I first met him in school – I’d seen him before – but I first met him the day he decided to hide from the Dean, who wanted to cut his hair.

I was in chemistry class, standing in an apron and setting out the things I’d need for class, when he walked in the room. I must’ve been the only person who saw him come in. And he looked at me. He looked at me so intently I think I went bright red. He slinked over to my bench and stood impossibly close to me, his elbow touching mine.

I saw his eyes first. Felt them first, I should say. All clear and green and blue and violet like sea glass polished clean.

“Hello,” I said.

“Oh, hello,” he said, off-handedly, “Suppose we should talk, shouldn’t we?”

“I’m Victor,” I offered, trying to resist the urge to look over my shoulder and check the whereabouts of my teacher.
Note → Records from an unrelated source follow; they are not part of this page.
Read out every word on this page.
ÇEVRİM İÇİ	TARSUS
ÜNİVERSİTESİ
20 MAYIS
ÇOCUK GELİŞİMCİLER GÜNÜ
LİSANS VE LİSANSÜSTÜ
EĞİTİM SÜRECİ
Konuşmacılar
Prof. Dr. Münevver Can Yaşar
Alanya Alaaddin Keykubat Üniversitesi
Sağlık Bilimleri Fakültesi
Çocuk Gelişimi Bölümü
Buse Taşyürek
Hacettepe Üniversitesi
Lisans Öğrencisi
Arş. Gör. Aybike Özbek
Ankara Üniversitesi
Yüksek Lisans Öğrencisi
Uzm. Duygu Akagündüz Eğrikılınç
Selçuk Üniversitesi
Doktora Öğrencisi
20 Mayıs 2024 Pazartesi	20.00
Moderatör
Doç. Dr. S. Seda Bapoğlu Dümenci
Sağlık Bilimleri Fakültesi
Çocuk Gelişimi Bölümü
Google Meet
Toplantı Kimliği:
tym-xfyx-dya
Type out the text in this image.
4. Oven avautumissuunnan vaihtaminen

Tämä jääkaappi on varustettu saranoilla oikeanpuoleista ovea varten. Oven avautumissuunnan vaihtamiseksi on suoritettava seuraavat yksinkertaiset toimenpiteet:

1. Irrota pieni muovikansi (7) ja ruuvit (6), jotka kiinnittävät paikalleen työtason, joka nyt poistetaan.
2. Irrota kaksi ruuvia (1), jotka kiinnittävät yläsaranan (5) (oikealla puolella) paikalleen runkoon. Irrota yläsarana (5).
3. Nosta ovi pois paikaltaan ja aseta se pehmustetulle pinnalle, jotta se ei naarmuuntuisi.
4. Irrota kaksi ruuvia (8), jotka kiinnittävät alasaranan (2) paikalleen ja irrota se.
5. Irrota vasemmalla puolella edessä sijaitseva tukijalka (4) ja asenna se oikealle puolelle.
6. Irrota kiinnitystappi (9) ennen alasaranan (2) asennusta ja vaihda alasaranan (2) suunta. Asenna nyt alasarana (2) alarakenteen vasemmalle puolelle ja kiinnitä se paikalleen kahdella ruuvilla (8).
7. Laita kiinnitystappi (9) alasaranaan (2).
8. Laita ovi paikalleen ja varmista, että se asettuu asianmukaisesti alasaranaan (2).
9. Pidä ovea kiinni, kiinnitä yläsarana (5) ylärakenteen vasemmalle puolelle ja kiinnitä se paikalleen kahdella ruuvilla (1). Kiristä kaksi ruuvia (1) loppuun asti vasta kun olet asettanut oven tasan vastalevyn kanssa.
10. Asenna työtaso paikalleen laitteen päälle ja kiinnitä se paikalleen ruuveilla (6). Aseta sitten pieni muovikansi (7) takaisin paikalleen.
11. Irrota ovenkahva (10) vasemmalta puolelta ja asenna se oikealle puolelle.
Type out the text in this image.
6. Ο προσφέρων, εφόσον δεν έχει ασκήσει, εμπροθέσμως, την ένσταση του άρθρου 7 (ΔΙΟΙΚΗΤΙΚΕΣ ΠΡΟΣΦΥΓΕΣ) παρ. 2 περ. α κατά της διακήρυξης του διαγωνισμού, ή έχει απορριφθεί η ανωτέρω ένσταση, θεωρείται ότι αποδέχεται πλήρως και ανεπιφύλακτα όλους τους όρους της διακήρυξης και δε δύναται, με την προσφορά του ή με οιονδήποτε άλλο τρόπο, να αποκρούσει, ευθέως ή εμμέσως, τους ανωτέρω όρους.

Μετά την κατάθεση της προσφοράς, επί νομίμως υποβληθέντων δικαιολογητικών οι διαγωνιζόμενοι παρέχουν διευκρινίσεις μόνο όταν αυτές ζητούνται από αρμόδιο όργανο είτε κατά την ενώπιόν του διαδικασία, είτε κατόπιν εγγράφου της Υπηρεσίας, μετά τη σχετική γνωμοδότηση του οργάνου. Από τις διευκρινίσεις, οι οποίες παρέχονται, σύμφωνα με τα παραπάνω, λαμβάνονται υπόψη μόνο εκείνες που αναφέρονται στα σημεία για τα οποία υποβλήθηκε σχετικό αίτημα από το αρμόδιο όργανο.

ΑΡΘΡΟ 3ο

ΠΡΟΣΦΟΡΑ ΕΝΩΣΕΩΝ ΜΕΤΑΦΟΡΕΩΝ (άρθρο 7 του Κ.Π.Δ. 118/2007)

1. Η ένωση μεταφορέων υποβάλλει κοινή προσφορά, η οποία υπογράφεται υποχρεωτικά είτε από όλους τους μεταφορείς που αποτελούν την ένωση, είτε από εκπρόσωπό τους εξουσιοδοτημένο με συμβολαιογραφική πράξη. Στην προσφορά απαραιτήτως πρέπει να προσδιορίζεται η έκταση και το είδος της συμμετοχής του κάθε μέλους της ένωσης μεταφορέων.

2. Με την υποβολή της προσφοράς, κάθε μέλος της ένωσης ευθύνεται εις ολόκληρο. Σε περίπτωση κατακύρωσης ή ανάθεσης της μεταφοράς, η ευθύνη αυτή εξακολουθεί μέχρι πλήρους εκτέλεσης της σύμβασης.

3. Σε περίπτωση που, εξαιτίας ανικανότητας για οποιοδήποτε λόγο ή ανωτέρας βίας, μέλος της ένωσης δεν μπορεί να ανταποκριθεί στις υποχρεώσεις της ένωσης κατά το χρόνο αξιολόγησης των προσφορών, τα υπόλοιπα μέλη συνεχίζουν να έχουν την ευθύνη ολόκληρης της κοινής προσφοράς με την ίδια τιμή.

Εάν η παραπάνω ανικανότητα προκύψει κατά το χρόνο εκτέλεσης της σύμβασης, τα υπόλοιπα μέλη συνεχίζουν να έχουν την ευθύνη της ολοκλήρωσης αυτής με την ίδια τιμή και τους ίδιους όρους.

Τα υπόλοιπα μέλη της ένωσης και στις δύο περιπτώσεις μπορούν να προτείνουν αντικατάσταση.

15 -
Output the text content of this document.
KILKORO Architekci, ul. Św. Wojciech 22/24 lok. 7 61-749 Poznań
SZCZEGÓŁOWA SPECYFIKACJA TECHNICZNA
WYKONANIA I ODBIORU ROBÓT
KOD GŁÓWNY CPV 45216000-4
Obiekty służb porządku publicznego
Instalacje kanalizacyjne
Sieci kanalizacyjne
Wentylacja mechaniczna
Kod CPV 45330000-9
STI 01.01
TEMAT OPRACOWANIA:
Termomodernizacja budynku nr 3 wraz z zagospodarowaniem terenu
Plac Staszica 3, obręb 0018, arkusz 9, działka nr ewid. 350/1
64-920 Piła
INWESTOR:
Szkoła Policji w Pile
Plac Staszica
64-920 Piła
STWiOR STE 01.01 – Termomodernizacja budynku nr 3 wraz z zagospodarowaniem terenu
“I know,” he replied dismissively. And then, as if thinking better of it, “Sherlock Holmes.”

“…what’re you doing?”

“Hiding from the Dean. My hair is far too long and needs to be sheared until its considered acceptable,” he said flatly.

Sherlock’s hair was beautiful. It was thick, and curly, and dark and perfectly rebellious. I wanted to sink my fingers into it.

“Well you’re…hiding in plain sight, then?”

“Precisely. It’s part of a new method I have in mind,” his eyes flickered over the room, but they always came back to mine.

And his method did work. Until we both started to giggle.

And, rather than be caught, Sherlock curled his long fingers into a fist and punched the nearest fire alarm on the wall.

“Come along Victor,” he said, taking his hand in mine and filing out with the rest of the students.

“Sherlock, you’re bleeding,” I protested, watching blood drip down from his sleeve and onto the floor. “You need a doctor.”

“My wound is perfectly superficial, Victor, nothing to worry about,” the not-quite detective replied, but he turned into a hallway and moved swiftly down a flight of stairs, walking through crowds of boys to the sick bay with me still attached to him and pressing into his shoulder.

He started to rummage for bandages but I suggested he hop up on the bed, and had a look myself. I cleaned the wound meticulously, trying to find a reason to keep touching his long, pale fingers. He taught me how to wrap up the bandage properly. He said something about learning or creating a new fighting method but I was too busy memorising his hands to notice.

I adjusted my glasses, as was my want to do around him, and he smiled at me.

Sherlock leaned forward, then, and kissed me on the mouth. It was awkward and brisk and his nose left prints on my glasses but it was the best kiss – my first, his first, – that I had ever had. Before I could take my glasses off to kiss him again, or even touch my bottom lip, he leapt down from the raised bed and whirled out of the room, hair and all.

“You’re very good,” he said as he whirled out the door, hair and all. He winked at me.

I wasn’t sure if he meant the kiss, or my apparent skills in nursing and I don’t think he wanted me to know. I was late, to the emergency fire drill. Very late. I was given appropriate consequences. But I didn’t mind.

The thing about trouble, is that it’s worth it for Sherlock Holmes.